Among the highlights of the fair were the artist-run spaces. Recently formed Run Amok from George Town, Malaysia, was exhibiting for the first time. “We try to work with young artists who are not so established,” Trevor Jamison, the Australian co-founder of the collective told me at his booth. “Contemporary art is starting to kick off [in Malaysia] now. I think people are realizing that there’s more to art than oil paintings and watercolors, portraiture and landscapes. There’s a younger generation coming up that is experimenting more and influencing the market more.”
Singapore-based curatorial group Latent Spaces—founded by twins Chun Kai Feng and Chun Kai Qun, who both studied at the Glasgow School of Art—embraces kitsch. The group’s gallery space is located in Haw Par Villa, a run-down amusement park populated by hellish mythological Chinese tableaux, though the members’ practices are conceptually rooted in contemporary artists’ practical concerns.
“In Singapore you have spaces like Gillman Barracks, which is more commercial, and then museums, which are for more established and canonized artists,” Chun Kai Feng explained at his booth, which featured 54 magnets attached to metal plates made to look like refrigerator façades. Custom-designed by the members of Latent Spaces, the magnets were on offer as one work. “Our gallery is a kind of testing ground. Artists will show things that are maybe still brewing, things that they are exploring but don’t want to place in a more prominent space yet.”

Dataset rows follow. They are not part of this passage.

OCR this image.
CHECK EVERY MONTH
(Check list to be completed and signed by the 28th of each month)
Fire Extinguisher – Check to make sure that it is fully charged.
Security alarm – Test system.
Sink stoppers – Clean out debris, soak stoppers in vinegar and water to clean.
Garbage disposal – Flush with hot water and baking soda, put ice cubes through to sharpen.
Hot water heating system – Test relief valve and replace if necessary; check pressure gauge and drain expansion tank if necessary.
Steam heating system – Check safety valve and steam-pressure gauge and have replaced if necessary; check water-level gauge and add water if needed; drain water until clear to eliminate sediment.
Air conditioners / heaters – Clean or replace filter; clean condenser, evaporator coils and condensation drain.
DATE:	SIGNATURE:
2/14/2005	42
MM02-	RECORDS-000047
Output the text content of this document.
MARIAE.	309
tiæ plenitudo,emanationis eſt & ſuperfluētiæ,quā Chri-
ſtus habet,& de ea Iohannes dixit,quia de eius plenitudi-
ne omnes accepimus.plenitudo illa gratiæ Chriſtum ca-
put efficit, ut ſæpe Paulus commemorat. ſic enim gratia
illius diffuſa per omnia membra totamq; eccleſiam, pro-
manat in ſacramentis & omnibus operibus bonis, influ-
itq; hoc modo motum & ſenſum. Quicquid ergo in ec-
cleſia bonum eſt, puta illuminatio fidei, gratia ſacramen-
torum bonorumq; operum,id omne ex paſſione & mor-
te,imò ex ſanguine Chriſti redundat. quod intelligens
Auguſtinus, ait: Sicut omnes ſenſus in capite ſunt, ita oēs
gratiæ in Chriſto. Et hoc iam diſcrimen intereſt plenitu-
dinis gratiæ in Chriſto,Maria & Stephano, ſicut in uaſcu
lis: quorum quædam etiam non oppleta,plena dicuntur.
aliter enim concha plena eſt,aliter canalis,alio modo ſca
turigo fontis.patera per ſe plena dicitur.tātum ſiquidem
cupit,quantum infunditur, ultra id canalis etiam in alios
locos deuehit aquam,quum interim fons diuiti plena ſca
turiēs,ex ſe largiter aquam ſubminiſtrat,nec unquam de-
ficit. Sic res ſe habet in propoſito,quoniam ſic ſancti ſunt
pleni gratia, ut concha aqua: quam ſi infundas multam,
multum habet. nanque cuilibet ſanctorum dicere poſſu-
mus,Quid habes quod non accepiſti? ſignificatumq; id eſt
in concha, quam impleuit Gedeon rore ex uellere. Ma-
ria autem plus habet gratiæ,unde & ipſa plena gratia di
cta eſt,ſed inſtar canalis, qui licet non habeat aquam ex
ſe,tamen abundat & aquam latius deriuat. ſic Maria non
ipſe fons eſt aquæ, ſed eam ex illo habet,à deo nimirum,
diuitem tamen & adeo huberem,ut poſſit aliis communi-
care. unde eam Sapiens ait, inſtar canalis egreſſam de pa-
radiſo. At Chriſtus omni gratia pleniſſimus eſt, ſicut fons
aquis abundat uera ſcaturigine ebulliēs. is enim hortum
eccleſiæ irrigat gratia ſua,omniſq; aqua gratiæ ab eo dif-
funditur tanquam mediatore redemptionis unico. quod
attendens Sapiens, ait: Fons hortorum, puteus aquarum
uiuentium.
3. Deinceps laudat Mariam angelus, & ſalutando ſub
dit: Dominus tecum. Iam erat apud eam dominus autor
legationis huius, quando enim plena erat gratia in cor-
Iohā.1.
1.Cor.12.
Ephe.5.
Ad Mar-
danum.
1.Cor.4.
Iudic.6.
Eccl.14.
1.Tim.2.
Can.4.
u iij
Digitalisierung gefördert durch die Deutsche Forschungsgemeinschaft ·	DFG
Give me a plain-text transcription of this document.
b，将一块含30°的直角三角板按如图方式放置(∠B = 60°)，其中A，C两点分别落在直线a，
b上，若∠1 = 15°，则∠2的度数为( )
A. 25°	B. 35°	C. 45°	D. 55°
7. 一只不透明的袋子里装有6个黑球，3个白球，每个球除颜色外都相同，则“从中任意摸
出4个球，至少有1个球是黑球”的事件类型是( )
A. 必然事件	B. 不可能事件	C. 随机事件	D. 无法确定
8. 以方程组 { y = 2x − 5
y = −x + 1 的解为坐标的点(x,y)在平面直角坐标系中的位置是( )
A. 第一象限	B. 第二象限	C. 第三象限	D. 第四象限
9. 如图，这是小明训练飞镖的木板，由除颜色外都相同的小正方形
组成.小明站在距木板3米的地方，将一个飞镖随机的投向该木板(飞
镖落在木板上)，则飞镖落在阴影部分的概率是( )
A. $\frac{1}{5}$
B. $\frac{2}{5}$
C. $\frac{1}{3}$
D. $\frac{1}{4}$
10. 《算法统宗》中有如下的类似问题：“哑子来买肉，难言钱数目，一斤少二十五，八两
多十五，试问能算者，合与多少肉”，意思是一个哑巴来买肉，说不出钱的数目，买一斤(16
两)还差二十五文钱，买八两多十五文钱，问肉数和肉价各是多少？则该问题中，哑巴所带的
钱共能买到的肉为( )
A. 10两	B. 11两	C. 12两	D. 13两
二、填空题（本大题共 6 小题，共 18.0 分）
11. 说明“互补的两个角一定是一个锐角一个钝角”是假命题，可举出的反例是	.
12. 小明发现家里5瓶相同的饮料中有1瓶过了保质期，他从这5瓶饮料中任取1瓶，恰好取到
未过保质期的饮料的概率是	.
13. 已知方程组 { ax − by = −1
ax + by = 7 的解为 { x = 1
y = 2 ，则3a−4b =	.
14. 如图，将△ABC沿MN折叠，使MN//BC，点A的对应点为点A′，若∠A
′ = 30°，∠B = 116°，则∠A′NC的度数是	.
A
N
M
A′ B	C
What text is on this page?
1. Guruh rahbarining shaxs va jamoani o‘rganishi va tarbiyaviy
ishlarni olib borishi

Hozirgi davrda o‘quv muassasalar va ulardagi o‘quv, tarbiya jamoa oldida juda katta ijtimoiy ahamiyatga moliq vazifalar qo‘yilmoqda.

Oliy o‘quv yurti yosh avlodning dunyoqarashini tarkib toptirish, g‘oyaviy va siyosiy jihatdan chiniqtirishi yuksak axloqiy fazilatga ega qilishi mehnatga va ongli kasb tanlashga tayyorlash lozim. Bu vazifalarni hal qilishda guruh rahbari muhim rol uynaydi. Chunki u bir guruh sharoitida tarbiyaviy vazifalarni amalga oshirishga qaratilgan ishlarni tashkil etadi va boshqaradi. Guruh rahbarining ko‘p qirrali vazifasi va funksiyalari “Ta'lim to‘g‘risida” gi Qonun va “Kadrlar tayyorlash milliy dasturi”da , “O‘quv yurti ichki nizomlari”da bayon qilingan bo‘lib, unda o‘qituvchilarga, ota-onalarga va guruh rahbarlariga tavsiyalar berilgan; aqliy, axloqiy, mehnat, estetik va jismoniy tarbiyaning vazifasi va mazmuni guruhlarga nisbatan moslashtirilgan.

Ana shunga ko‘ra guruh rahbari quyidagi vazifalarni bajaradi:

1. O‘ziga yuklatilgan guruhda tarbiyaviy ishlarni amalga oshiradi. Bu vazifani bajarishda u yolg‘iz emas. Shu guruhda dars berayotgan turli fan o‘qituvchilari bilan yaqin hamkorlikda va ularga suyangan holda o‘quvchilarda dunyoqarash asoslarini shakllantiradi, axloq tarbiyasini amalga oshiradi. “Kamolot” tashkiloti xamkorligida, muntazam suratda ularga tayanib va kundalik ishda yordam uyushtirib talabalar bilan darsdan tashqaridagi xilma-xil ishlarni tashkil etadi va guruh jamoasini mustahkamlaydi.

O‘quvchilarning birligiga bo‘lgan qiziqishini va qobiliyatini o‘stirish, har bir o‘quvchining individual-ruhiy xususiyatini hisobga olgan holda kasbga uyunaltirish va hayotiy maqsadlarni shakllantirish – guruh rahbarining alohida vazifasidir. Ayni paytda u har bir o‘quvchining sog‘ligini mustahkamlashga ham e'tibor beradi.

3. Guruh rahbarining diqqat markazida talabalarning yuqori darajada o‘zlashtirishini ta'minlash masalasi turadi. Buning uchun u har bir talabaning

In addition to hosting events like artist-curator “speed dating,” the group also sold ice-cream bars from a cart, which soon became one of the more popular destinations at the fair. When I asked Feng about the ice cream, he cited artists’ concerns over how to financially sustain a practice without taking on a day job that depletes their creative energies. “The people who gallery-sit in our place sell ice cream as well as explain the works to the audience. Whatever proceeds come from selling the ice cream pays them,” he said. “For us, selling ice cream is still OK. It will not fund the art space, but it is something to start off the conversation.”